Asian equity markets may face further turbulence down the road as a series of rate cuts in the region are unlikely to shore up economies, according to a top-performing fund manager.
King Fuei Lee, who co-manages the Schroder Asian Total Return Fund, says there’s a risk of long-term deflation because monetary policy hasn’t stimulated investment and consumption. The impotence of central banks mostly stems from structural problems including demographic issues, income disparity and excessive debt, he said.
“If long-term economic growth continues to be poor, it’s difficult to see what’s going to sustain markets at this valuation,” said Lee, whose fund has returned 12.5 per cent annually over the past five years, beating 98 per cent of peers compiled by Bloomberg.

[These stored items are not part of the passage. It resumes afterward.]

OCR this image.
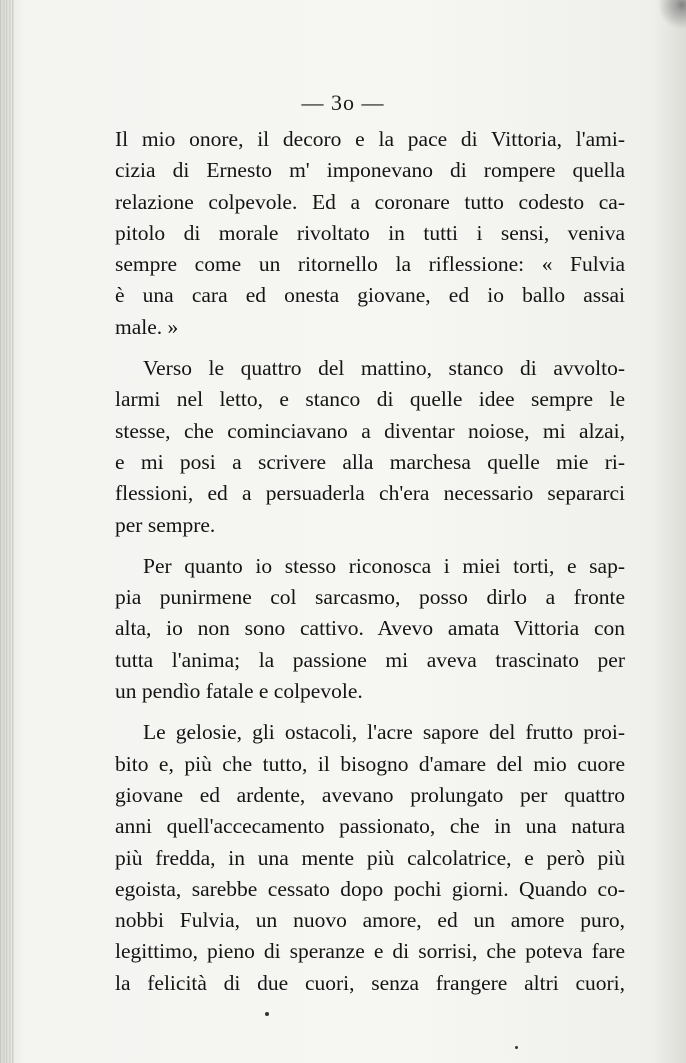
— 3o —

Il mio onore, il decoro e la pace di Vittoria, l'ami-
cizia di Ernesto m' imponevano di rompere quella
relazione colpevole. Ed a coronare tutto codesto ca-
pitolo di morale rivoltato in tutti i sensi, veniva
sempre come un ritornello la riflessione: « Fulvia
è una cara ed onesta giovane, ed io ballo assai
male. »

Verso le quattro del mattino, stanco di avvolto-
larmi nel letto, e stanco di quelle idee sempre le
stesse, che cominciavano a diventar noiose, mi alzai,
e mi posi a scrivere alla marchesa quelle mie ri-
flessioni, ed a persuaderla ch'era necessario separarci
per sempre.

Per quanto io stesso riconosca i miei torti, e sap-
pia punirmene col sarcasmo, posso dirlo a fronte
alta, io non sono cattivo. Avevo amata Vittoria con
tutta l'anima; la passione mi aveva trascinato per
un pendìo fatale e colpevole.

Le gelosie, gli ostacoli, l'acre sapore del frutto proi-
bito e, più che tutto, il bisogno d'amare del mio cuore
giovane ed ardente, avevano prolungato per quattro
anni quell'accecamento passionato, che in una natura
più fredda, in una mente più calcolatrice, e però più
egoista, sarebbe cessato dopo pochi giorni. Quando co-
nobbi Fulvia, un nuovo amore, ed un amore puro,
legittimo, pieno di speranze e di sorrisi, che poteva fare
la felicità di due cuori, senza frangere altri cuori,
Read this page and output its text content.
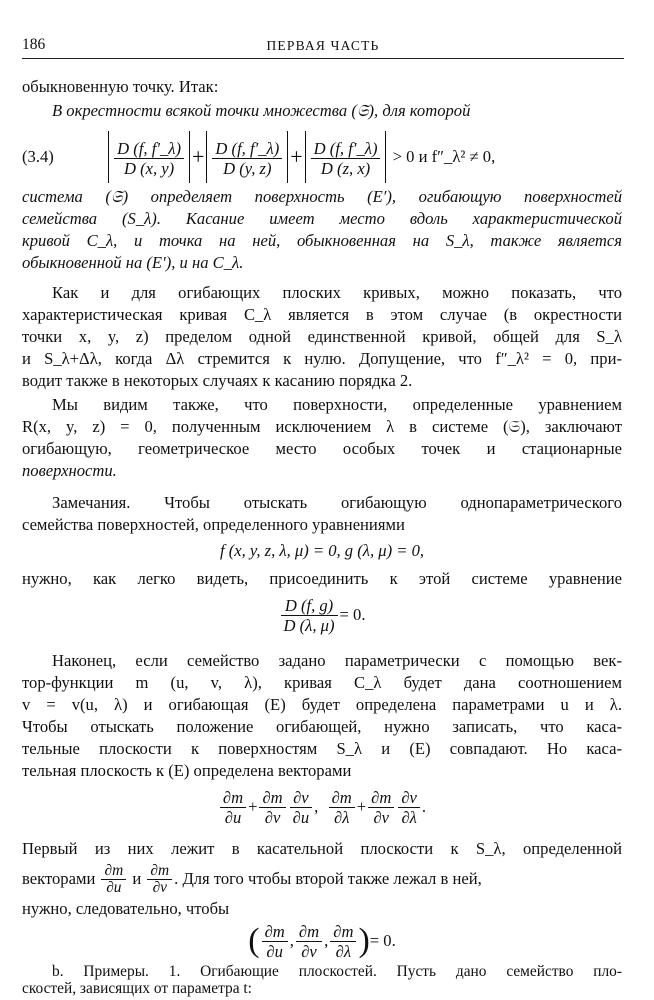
186	ПЕРВАЯ ЧАСТЬ
обыкновенную точку. Итак:
В окрестности всякой точки множества (𝔖), для которой
(3.4)	$\frac{D (f, f'\_\lambda)}{D (x, y)} + \frac{D (f, f'\_\lambda)}{D (y, z)} + \frac{D (f, f'\_\lambda)}{D (z, x)} > 0$ и f″_λ² ≠ 0,
система (𝔖) определяет поверхность (E′), огибающую поверхностей
семейства (S_λ). Касание имеет место вдоль характеристической
кривой C_λ, и точка на ней, обыкновенная на S_λ, также является
обыкновенной на (E′), и на C_λ.
Как и для огибающих плоских кривых, можно показать, что
характеристическая кривая C_λ является в этом случае (в окрестности
точки x, y, z) пределом одной единственной кривой, общей для S_λ
и S_λ+Δλ, когда Δλ стремится к нулю. Допущение, что f″_λ² = 0, при-
водит также в некоторых случаях к касанию порядка 2.
Мы видим также, что поверхности, определенные уравнением
R(x, y, z) = 0, полученным исключением λ в системе (𝔖), заключают
огибающую, геометрическое место особых точек и стационарные
поверхности.
Замечания. Чтобы отыскать огибающую однопараметрического
семейства поверхностей, определенного уравнениями
f (x, y, z, λ, μ) = 0, g (λ, μ) = 0,
нужно, как легко видеть, присоединить к этой системе уравнение
$\frac{D (f, g)}{D (\lambda, \mu)} = 0$.
Наконец, если семейство задано параметрически с помощью век-
тор-функции m (u, v, λ), кривая C_λ будет дана соотношением
v = v(u, λ) и огибающая (E) будет определена параметрами u и λ.
Чтобы отыскать положение огибающей, нужно записать, что каса-
тельные плоскости к поверхностям S_λ и (E) совпадают. Но каса-
тельная плоскость к (E) определена векторами
$\frac{\partial m}{\partial u} + \frac{\partial m}{\partial v} \frac{\partial v}{\partial u}$ , $\frac{\partial m}{\partial\lambda} + \frac{\partial m}{\partial v} \frac{\partial v}{\partial\lambda}$ .
Первый из них лежит в касательной плоскости к S_λ, определенной
векторами $\frac{\partial m}{\partial u}$ и $\frac{\partial m}{\partial v}$ . Для того чтобы второй также лежал в ней,
нужно, следовательно, чтобы
( $\frac{\partial m}{\partial u}$ , $\frac{\partial m}{\partial v}$ , $\frac{\partial m}{\partial\lambda}$ )= 0.
b. Примеры. 1. Огибающие плоскостей. Пусть дано семейство пло-
скостей, зависящих от параметра t:
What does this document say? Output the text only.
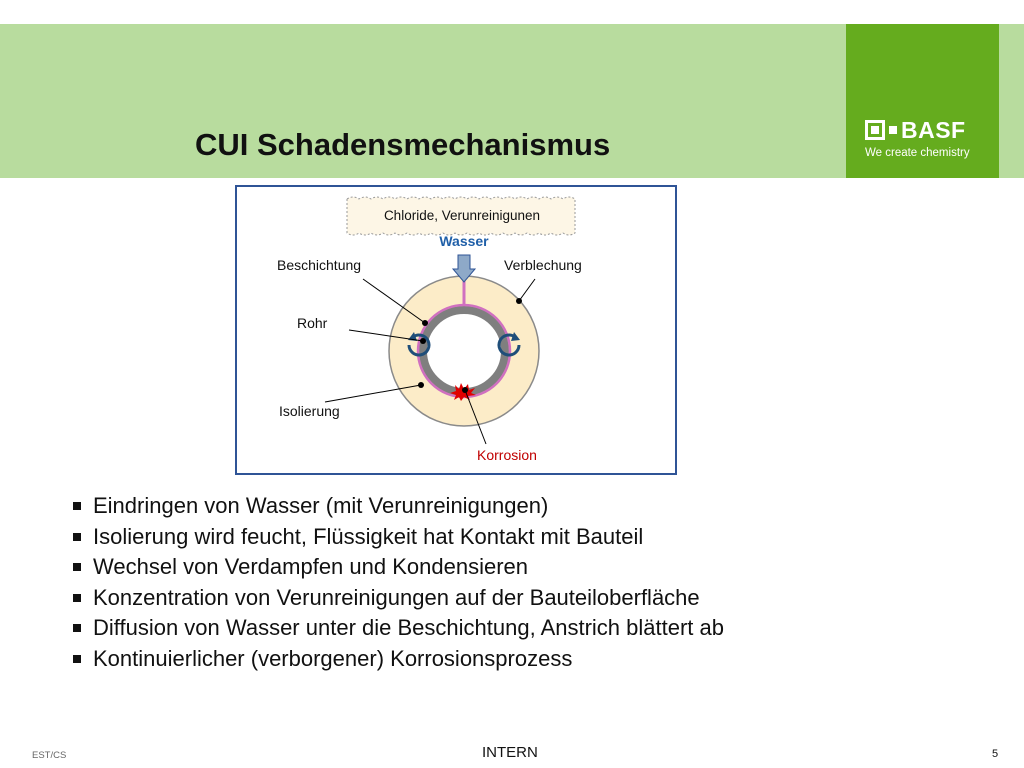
BASF
We create chemistry
CUI Schadensmechanismus
Chloride, Verunreinigunen
Wasser
Beschichtung	Verblechung
Rohr
Isolierung
Korrosion
Eindringen von Wasser (mit Verunreinigungen)
Isolierung wird feucht, Flüssigkeit hat Kontakt mit Bauteil
Wechsel von Verdampfen und Kondensieren
Konzentration von Verunreinigungen auf der Bauteiloberfläche
Diffusion von Wasser unter die Beschichtung, Anstrich blättert ab
Kontinuierlicher (verborgener) Korrosionsprozess
EST/CS	INTERN	5
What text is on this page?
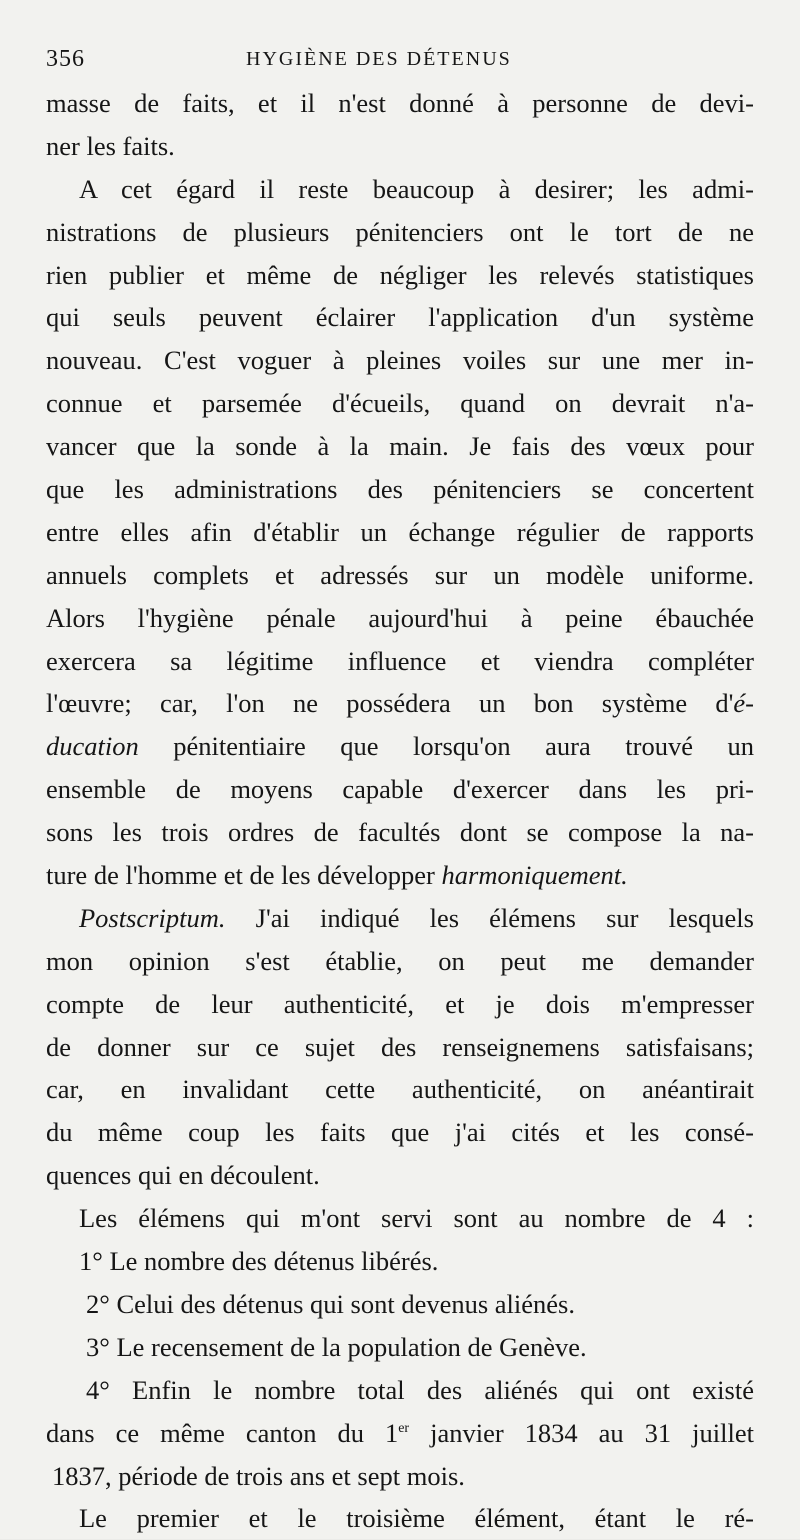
356	HYGIÈNE DES DÉTENUS
masse de faits, et il n'est donné à personne de devi-
ner les faits.
A cet égard il reste beaucoup à desirer; les admi-
nistrations de plusieurs pénitenciers ont le tort de ne
rien publier et même de négliger les relevés statistiques
qui seuls peuvent éclairer l'application d'un système
nouveau. C'est voguer à pleines voiles sur une mer in-
connue et parsemée d'écueils, quand on devrait n'a-
vancer que la sonde à la main. Je fais des vœux pour
que les administrations des pénitenciers se concertent
entre elles afin d'établir un échange régulier de rapports
annuels complets et adressés sur un modèle uniforme.
Alors l'hygiène pénale aujourd'hui à peine ébauchée
exercera sa légitime influence et viendra compléter
l'œuvre; car, l'on ne possédera un bon système d'é-
ducation pénitentiaire que lorsqu'on aura trouvé un
ensemble de moyens capable d'exercer dans les pri-
sons les trois ordres de facultés dont se compose la na-
ture de l'homme et de les développer harmoniquement.
Postscriptum. J'ai indiqué les élémens sur lesquels
mon opinion s'est établie, on peut me demander
compte de leur authenticité, et je dois m'empresser
de donner sur ce sujet des renseignemens satisfaisans;
car, en invalidant cette authenticité, on anéantirait
du même coup les faits que j'ai cités et les consé-
quences qui en découlent.
Les élémens qui m'ont servi sont au nombre de 4 :
1° Le nombre des détenus libérés.
2° Celui des détenus qui sont devenus aliénés.
3° Le recensement de la population de Genève.
4° Enfin le nombre total des aliénés qui ont existé
dans ce même canton du 1er janvier 1834 au 31 juillet
1837, période de trois ans et sept mois.
Le premier et le troisième élément, étant le ré-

Lee’s comments come as investors weigh how to react to a wave of monetary easing by central banks across the world, pushing bond yields to new lows amid fear of a global recession. The Philippine central bank is expected to lower rates when it meets on Thursday, after larger-than-expected cuts in New Zealand, India and Thailand. He has been adding protection to his portfolio by buying ‘put options’ on Hong Kong and China, where the fund is mostly exposed to, reducing its net long position to 80 per cent from 88 per cent in the beginning of this year.
The Schroder Asian Total Return Fund, which is managed by Lee and Robin Parbrook, has returned 12.5 per cent annually in the last five years and has gained 10.5 per cent YTD, beating the 2.1 per cent advance in the benchmark MSCI AC Asia Pacific.